NBC Adds Victoria’s Secret Supermodels To Olympics Coverage
If you thought the Summer Olympics in Rio de Janeiro were already a pretty large middle finger to the socioeconomic disaster that local residents are embroiled in right now, then the NBC's latest broadcasting decision is definitely going to make you cringe.
On Tuesday NBC released a statement announcing that Brazilian-born supermodels Adriana Lima and Alessandra Ambrosio will be joining their coverage of the Rio 2016 Summer Olympic Games. According to the press release, the "ambassadors" will join Ryan Seacrest at the Copacabana Beach studio for NBC's late night coverage , as well as contribute across various other networks and programs.
“Adriana and Alessandra are the perfect ambassadors to guide viewers through the celebrations taking place outside of the competition, showcasing the off the field experience for Olympic fans,” said Jim Bell, Executive Producer for NBC Olympics.
Now it's obvious with the addition of Seacrest that NBC is looking to add more of a pop culture vibe to its coverage, which isn't necessarily a bad thing. They (hopefully) made that decision before local Rio police officers started greeting tourists with "Welcome to Hell" banners at the airport. Plus Seacrest is as seasoned a broadcaster as exists on television right now, and despite the fact that he is known for his entertainment reporting, he is more than capable of adapting to the needs of an Olympic telecast.
In short, this is what he does.

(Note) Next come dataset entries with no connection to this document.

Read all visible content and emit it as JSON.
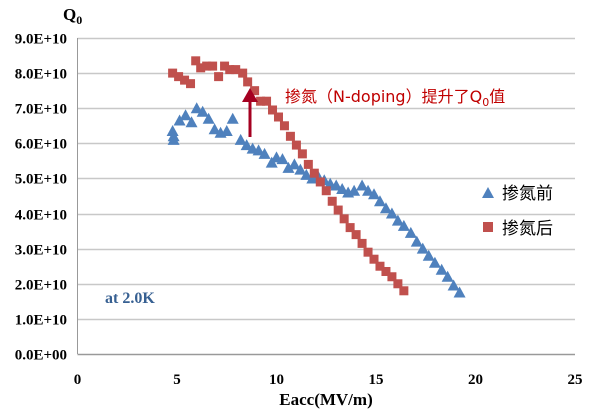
{
  "chart_data": {
    "type": "scatter",
    "title": "",
    "xlabel": "Eacc(MV/m)",
    "ylabel": "Q",
    "ylabel_sub": "0",
    "xlim": [
      0,
      25
    ],
    "ylim": [
      0,
      90000000000.0
    ],
    "x_ticks": [
      "0",
      "5",
      "10",
      "15",
      "20",
      "25"
    ],
    "y_ticks": [
      "0.0E+00",
      "1.0E+10",
      "2.0E+10",
      "3.0E+10",
      "4.0E+10",
      "5.0E+10",
      "6.0E+10",
      "7.0E+10",
      "8.0E+10",
      "9.0E+10"
    ],
    "grid": "horizontal",
    "legend_placement": "right",
    "annotation": {
      "text": "掺氮（N-doping）提升了Q",
      "sub": "0",
      "tail": "值",
      "color": "#C00000"
    },
    "condition_label": {
      "text": "at 2.0K",
      "color": "#376092"
    },
    "series": [
      {
        "name": "掺氮前",
        "marker": "triangle",
        "color": "#4F81BD",
        "points": [
          [
            4.78,
            6.35
          ],
          [
            4.83,
            6.2
          ],
          [
            4.83,
            6.1
          ],
          [
            5.13,
            6.65
          ],
          [
            5.43,
            6.8
          ],
          [
            5.73,
            6.6
          ],
          [
            5.99,
            7.0
          ],
          [
            6.29,
            6.9
          ],
          [
            6.59,
            6.7
          ],
          [
            6.89,
            6.4
          ],
          [
            7.19,
            6.3
          ],
          [
            7.5,
            6.35
          ],
          [
            7.8,
            6.7
          ],
          [
            8.2,
            6.1
          ],
          [
            8.5,
            5.95
          ],
          [
            8.8,
            5.85
          ],
          [
            9.1,
            5.8
          ],
          [
            9.4,
            5.7
          ],
          [
            9.76,
            5.45
          ],
          [
            10.0,
            5.6
          ],
          [
            10.3,
            5.55
          ],
          [
            10.6,
            5.3
          ],
          [
            10.9,
            5.4
          ],
          [
            11.2,
            5.25
          ],
          [
            11.5,
            5.1
          ],
          [
            11.8,
            5.0
          ],
          [
            12.1,
            5.05
          ],
          [
            12.4,
            4.95
          ],
          [
            12.7,
            4.85
          ],
          [
            13.0,
            4.8
          ],
          [
            13.3,
            4.7
          ],
          [
            13.6,
            4.6
          ],
          [
            13.9,
            4.65
          ],
          [
            14.3,
            4.8
          ],
          [
            14.6,
            4.65
          ],
          [
            14.9,
            4.55
          ],
          [
            15.2,
            4.35
          ],
          [
            15.5,
            4.15
          ],
          [
            15.8,
            4.0
          ],
          [
            16.1,
            3.8
          ],
          [
            16.4,
            3.65
          ],
          [
            16.75,
            3.45
          ],
          [
            17.05,
            3.2
          ],
          [
            17.35,
            3.0
          ],
          [
            17.65,
            2.8
          ],
          [
            17.96,
            2.6
          ],
          [
            18.3,
            2.4
          ],
          [
            18.6,
            2.2
          ],
          [
            18.9,
            1.95
          ],
          [
            19.2,
            1.75
          ]
        ]
      },
      {
        "name": "掺氮后",
        "marker": "square",
        "color": "#C0504D",
        "points": [
          [
            4.78,
            8.0
          ],
          [
            5.08,
            7.9
          ],
          [
            5.38,
            7.8
          ],
          [
            5.68,
            7.7
          ],
          [
            5.94,
            8.35
          ],
          [
            6.19,
            8.15
          ],
          [
            6.49,
            8.2
          ],
          [
            6.79,
            8.2
          ],
          [
            7.09,
            7.9
          ],
          [
            7.39,
            8.2
          ],
          [
            7.65,
            8.1
          ],
          [
            7.95,
            8.1
          ],
          [
            8.3,
            8.0
          ],
          [
            8.55,
            7.75
          ],
          [
            8.9,
            7.5
          ],
          [
            9.2,
            7.2
          ],
          [
            9.5,
            7.2
          ],
          [
            9.8,
            6.95
          ],
          [
            10.1,
            6.75
          ],
          [
            10.4,
            6.5
          ],
          [
            10.7,
            6.2
          ],
          [
            11.0,
            5.95
          ],
          [
            11.3,
            5.7
          ],
          [
            11.6,
            5.4
          ],
          [
            11.9,
            5.15
          ],
          [
            12.2,
            4.9
          ],
          [
            12.5,
            4.65
          ],
          [
            12.8,
            4.35
          ],
          [
            13.1,
            4.1
          ],
          [
            13.4,
            3.85
          ],
          [
            13.7,
            3.6
          ],
          [
            14.0,
            3.4
          ],
          [
            14.3,
            3.15
          ],
          [
            14.6,
            2.9
          ],
          [
            14.9,
            2.7
          ],
          [
            15.2,
            2.5
          ],
          [
            15.5,
            2.35
          ],
          [
            15.8,
            2.2
          ],
          [
            16.1,
            2.0
          ],
          [
            16.4,
            1.8
          ]
        ]
      }
    ]
  }
}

Seacrest may not be able to break down the nuanced technique of Michael Phelp's butterfly stroke, but he's a man of the people and he has immense experience in being thoughtful and measured in live and taped television situations.

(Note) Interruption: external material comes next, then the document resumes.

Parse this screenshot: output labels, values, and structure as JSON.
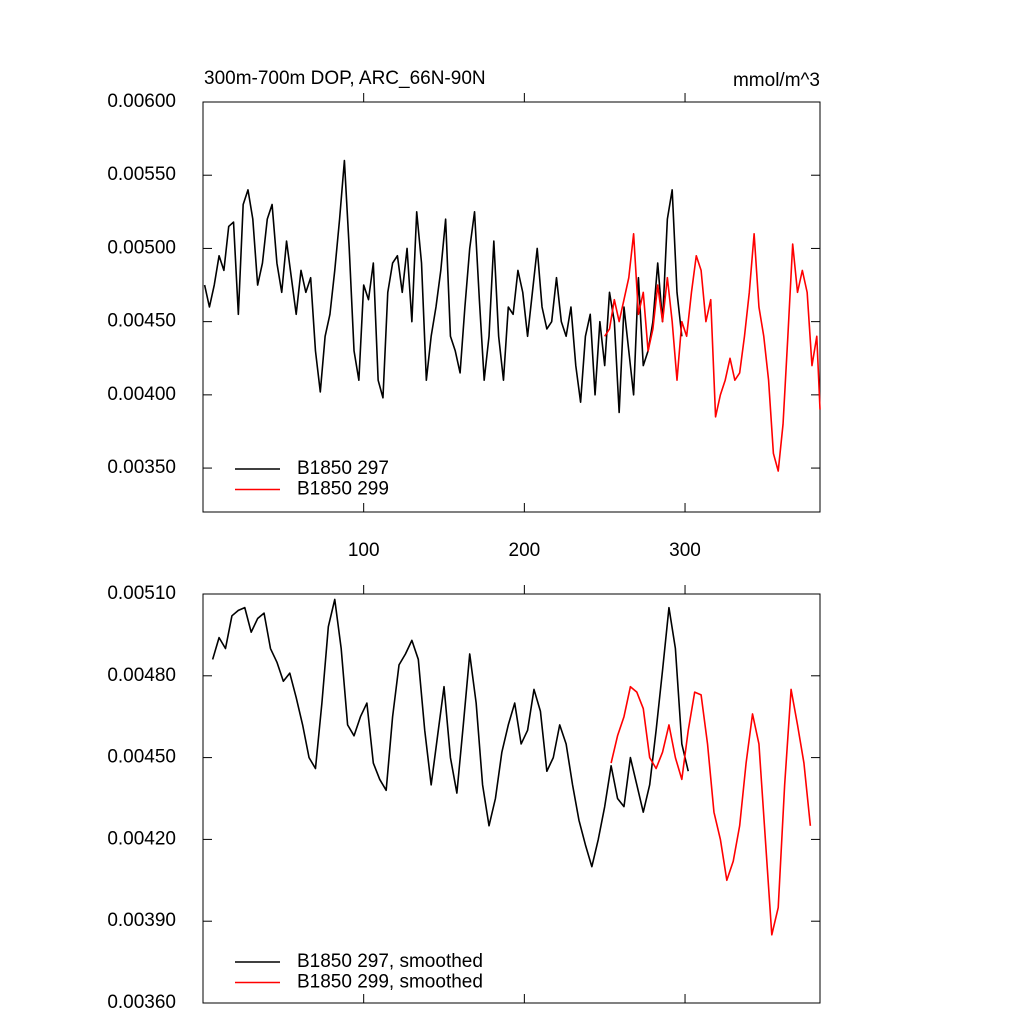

Lima and Ambrosio possess exactly zero of those qualifications. Not only are they not involved in sports professionally in any way, but they aren't involved in broadcasting either. Their only qualification is that they are from the country in which the Olympics are being held, and are exceedingly telegenic.
To be fair, this is certainly not the first time that a network has take beautiful people and stuck them on television for the sake of ratings, so that's really a secondary issue. But there will be people who are rightfully dismayed that jobs covering the most prestigious international sports event in the world are being handed to supermodels rather than men or women who work in sports and/or broadcasting for a living. Especially since it is such a competitive and difficult industry to thrive in at all. And that's certainly a point worth making, because you know, this isn't the 7th Annual Celebrity Beach Volleyball Tournament. It's the Olympics.
But the bigger issue - and the thing that should weigh on everyone's mind - is whether or not the programming that the models will star in is appropriate; in light of what is currently at stake for Brazilians right now.
Rio and Brazil are in a state of immense unrest. According to a Reuters article in June, the governor of Rio de Janeiro had declared a state of financial emergency and requested federal funds to help pay the necessary public services during the Olympics, with the state's Offical Gazette describing "a total collapse in public security, health, education, transport and environmental management."
"Rio is expecting about 500,000 foreign visitors during the Olympics, which has coincided with Brazil's worst recession since the 1930s and a political crisis that last month led to the suspension of President Dilma Rousseff."
Keeping that in mind, this is really not the time to try out a new late night format that features "Brazilian lifestyle" vignettes about the country's beach side hot spots and great local cuisine.
And perhaps that's not NBC's plan. Maybe they really are looking to use these ambassadors to Rio and Brazil as a component that can really expose and humanize the issues surrounding the Olympics. But if that's the case, then they should really be employing journalists and media members who are prepared to treat the coverage with the thoughtfulness and austerity that it merits.
I have no reason to believe that Lima and Ambrosio aren't passionate about the issues that their native country is facing. I'm sure that they're also pretty comfortable in front of the camera and that they'll hold their own in that regard. But there's just no getting around the fact that during this socially and politically chaotic period for Brazil, the move to include them in Olympic coverage is an ill-conceived, somewhat irresponsible ratings grab on the part of NBC.